Make ImageCore and MAT optional, switch from GZip to CodecZlib
This PR drops Julia v0.6 and fixes most of Julia v0.7/v1.0 deprecations. Plus it does a few other things:
- switches to CodecZlib.jl from the aging GZip.jl. Unfortunately, it required much more refactoring of the reading code than I originally anticipated (since CodecZlib doesn't support
seek()). But hopefully these changes simplify the codebase a bit too. - makes ImageCore.jl and MAT.jl optional (via Requires.jl). These packages bring with them tons of other dependencies, while the functionality they provide is not essential. ImageCore and MAT are still required for the unit testing. If you install ImageCore and/or MAT in your julia environment, the corresponding MLDatasets functions (converting to images and SVHN2 dataset) would be automatically enabled.

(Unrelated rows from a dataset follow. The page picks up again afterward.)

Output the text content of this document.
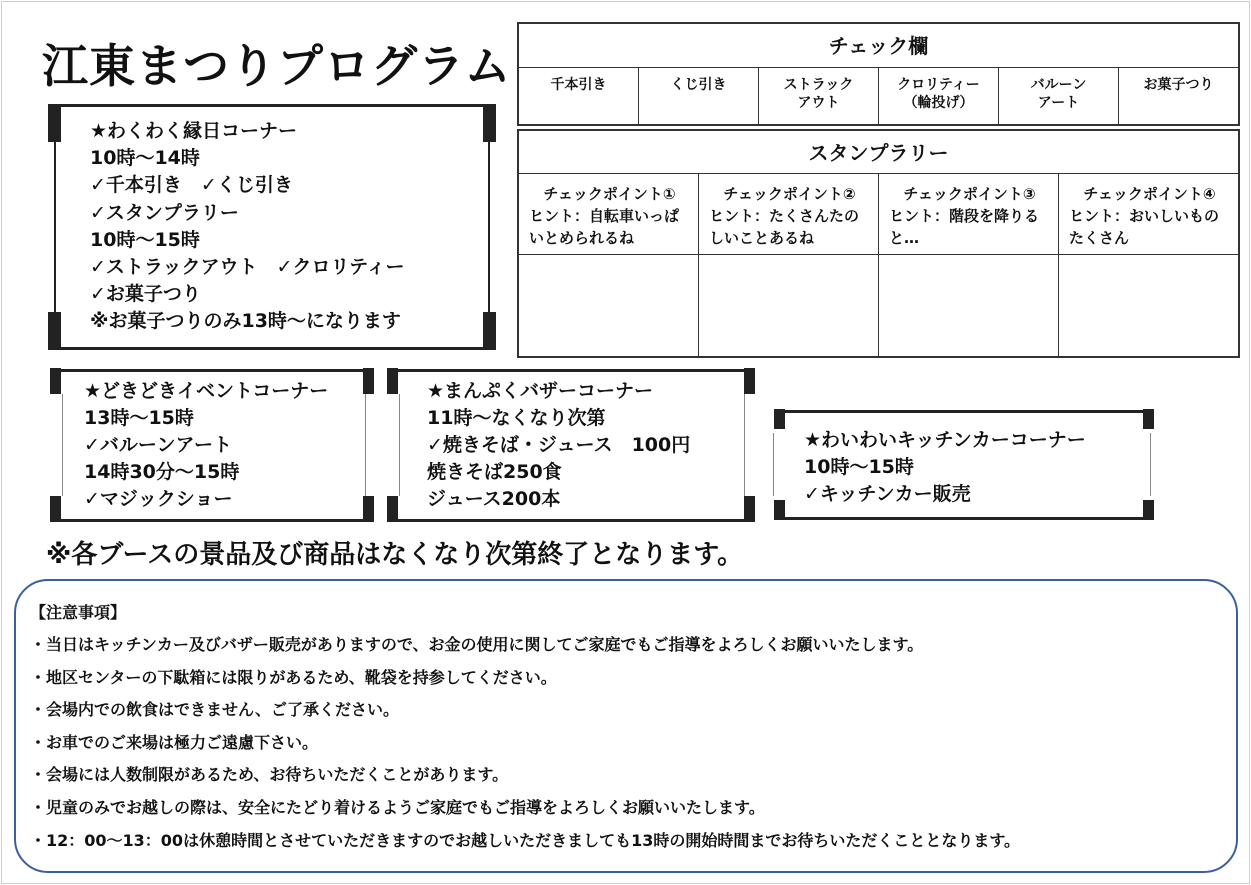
江東まつりプログラム
★わくわく縁日コーナー
10時～14時
✓千本引き　✓くじ引き
✓スタンプラリー
10時～15時
✓ストラックアウト　✓クロリティー
✓お菓子つり
※お菓子つりのみ13時～になります
★どきどきイベントコーナー
13時～15時
✓バルーンアート
14時30分～15時
✓マジックショー
★まんぷくバザーコーナー
11時～なくなり次第
✓焼きそば・ジュース　100円
焼きそば250食
ジュース200本
★わいわいキッチンカーコーナー
10時～15時
✓キッチンカー販売
チェック欄
千本引き	くじ引き	ストラック
アウト
クロリティー
（輪投げ）
バルーン
アート
お菓子つり
スタンプラリー
チェックポイント①
ヒント：自転車いっぱいとめられるね
チェックポイント②
ヒント：たくさんたのしいことあるね
チェックポイント③
ヒント：階段を降りると…
チェックポイント④
ヒント：おいしいものたくさん
※各ブースの景品及び商品はなくなり次第終了となります。
【注意事項】
・当日はキッチンカー及びバザー販売がありますので、お金の使用に関してご家庭でもご指導をよろしくお願いいたします。
・地区センターの下駄箱には限りがあるため、靴袋を持参してください。
・会場内での飲食はできません、ご了承ください。
・お車でのご来場は極力ご遠慮下さい。
・会場には人数制限があるため、お待ちいただくことがあります。
・児童のみでお越しの際は、安全にたどり着けるようご家庭でもご指導をよろしくお願いいたします。
・12：00～13：00は休憩時間とさせていただきますのでお越しいただきましても13時の開始時間までお待ちいただくこととなります。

- updates UD_English links
So it looks like the tests are running fine on v0.7 (for stripped-down CI tests that only download MNIST, and also locally when I test for all datasets). On v1.0 it fails because of the deprecations in the dependencies.

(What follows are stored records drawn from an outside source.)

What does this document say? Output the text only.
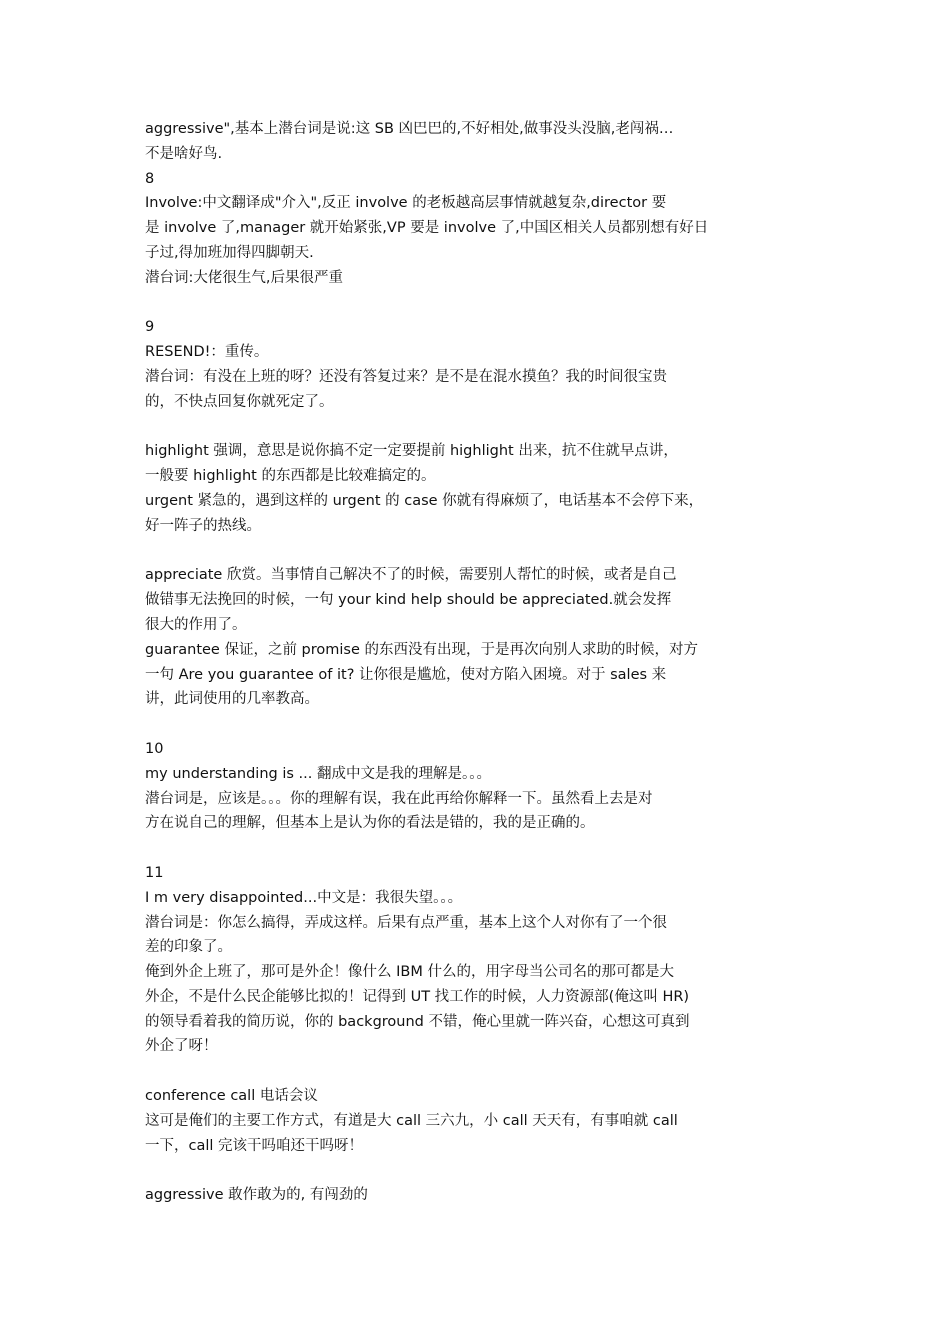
aggressive",基本上潜台词是说:这 SB 凶巴巴的,不好相处,做事没头没脑,老闯祸…
不是啥好鸟.
8
Involve:中文翻译成"介入",反正 involve 的老板越高层事情就越复杂,director 要
是 involve 了,manager 就开始紧张,VP 要是 involve 了,中国区相关人员都别想有好日
子过,得加班加得四脚朝天.
潜台词:大佬很生气,后果很严重
9
RESEND!：重传。
潜台词：有没在上班的呀？还没有答复过来？是不是在混水摸鱼？我的时间很宝贵
的，不快点回复你就死定了。
highlight 强调，意思是说你搞不定一定要提前 highlight 出来，抗不住就早点讲，
一般要 highlight 的东西都是比较难搞定的。
urgent 紧急的，遇到这样的 urgent 的 case 你就有得麻烦了，电话基本不会停下来，
好一阵子的热线。
appreciate 欣赏。当事情自己解决不了的时候，需要别人帮忙的时候，或者是自己
做错事无法挽回的时候，一句 your kind help should be appreciated.就会发挥
很大的作用了。
guarantee 保证，之前 promise 的东西没有出现，于是再次向别人求助的时候，对方
一句 Are you guarantee of it? 让你很是尴尬，使对方陷入困境。对于 sales 来
讲，此词使用的几率教高。
10
my understanding is ... 翻成中文是我的理解是。。。
潜台词是，应该是。。。你的理解有误，我在此再给你解释一下。虽然看上去是对
方在说自己的理解，但基本上是认为你的看法是错的，我的是正确的。
11
I m very disappointed...中文是：我很失望。。。
潜台词是：你怎么搞得，弄成这样。后果有点严重，基本上这个人对你有了一个很
差的印象了。
俺到外企上班了，那可是外企！像什么 IBM 什么的，用字母当公司名的那可都是大
外企，不是什么民企能够比拟的！记得到 UT 找工作的时候，人力资源部(俺这叫 HR)
的领导看着我的简历说，你的 background 不错，俺心里就一阵兴奋，心想这可真到
外企了呀！
conference call 电话会议
这可是俺们的主要工作方式，有道是大 call 三六九，小 call 天天有，有事咱就 call
一下，call 完该干吗咱还干吗呀！
aggressive 敢作敢为的, 有闯劲的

The Coveralls coverage is being collected (I've compared it to Literate.jl script and essentially it's the same), but then there is a recurring error when trying to upload it. Here's an excerpt from Travis logs:
Submitting data to Coveralls...
ERROR: HTTP.ExceptionRequest.StatusError(422, HTTP.Messages.Response:
"""
HTTP/1.1 422 Unprocessable Entity
Date: Mon, 13 Aug 2018 10:04:40 GMT
Content-Type: application/json; charset=utf-8
Content-Length: 72
Connection: keep-alive
Set-Cookie: __cfduid=d37098939494e5f2a06d157d3c49c634b1534154680; expires=Tue, 13-Aug-19 10:04:40 GMT; path=/; domain=.coveralls.io; HttpOnly
Cache-Control: no-cache
Status: 422 Unprocessable Entity
X-Content-Type-Options: nosniff
X-Frame-Options: SAMEORIGIN
X-Powered-By: Phusion Passenger Enterprise 5.1.10
X-Request-Id: 06622f00-1946-4c49-aadf-4ba7256abe0b
X-Runtime: 0.240836
X-XSS-Protection: 1; mode=block
Expect-CT: max-age=604800, report-uri="https://report-uri.cloudflare.com/cdn-cgi/beacon/expect-ct"
Server: cloudflare
CF-RAY: 449a5bdb8fbe240e-IAD
{"message":"Couldn't find a repository matching this job.","error":true}""")
Stacktrace:
[1] #request#1 at /home/travis/.julia/packages/HTTP/nUK4f/src/ExceptionRequest.jl:22 [inlined]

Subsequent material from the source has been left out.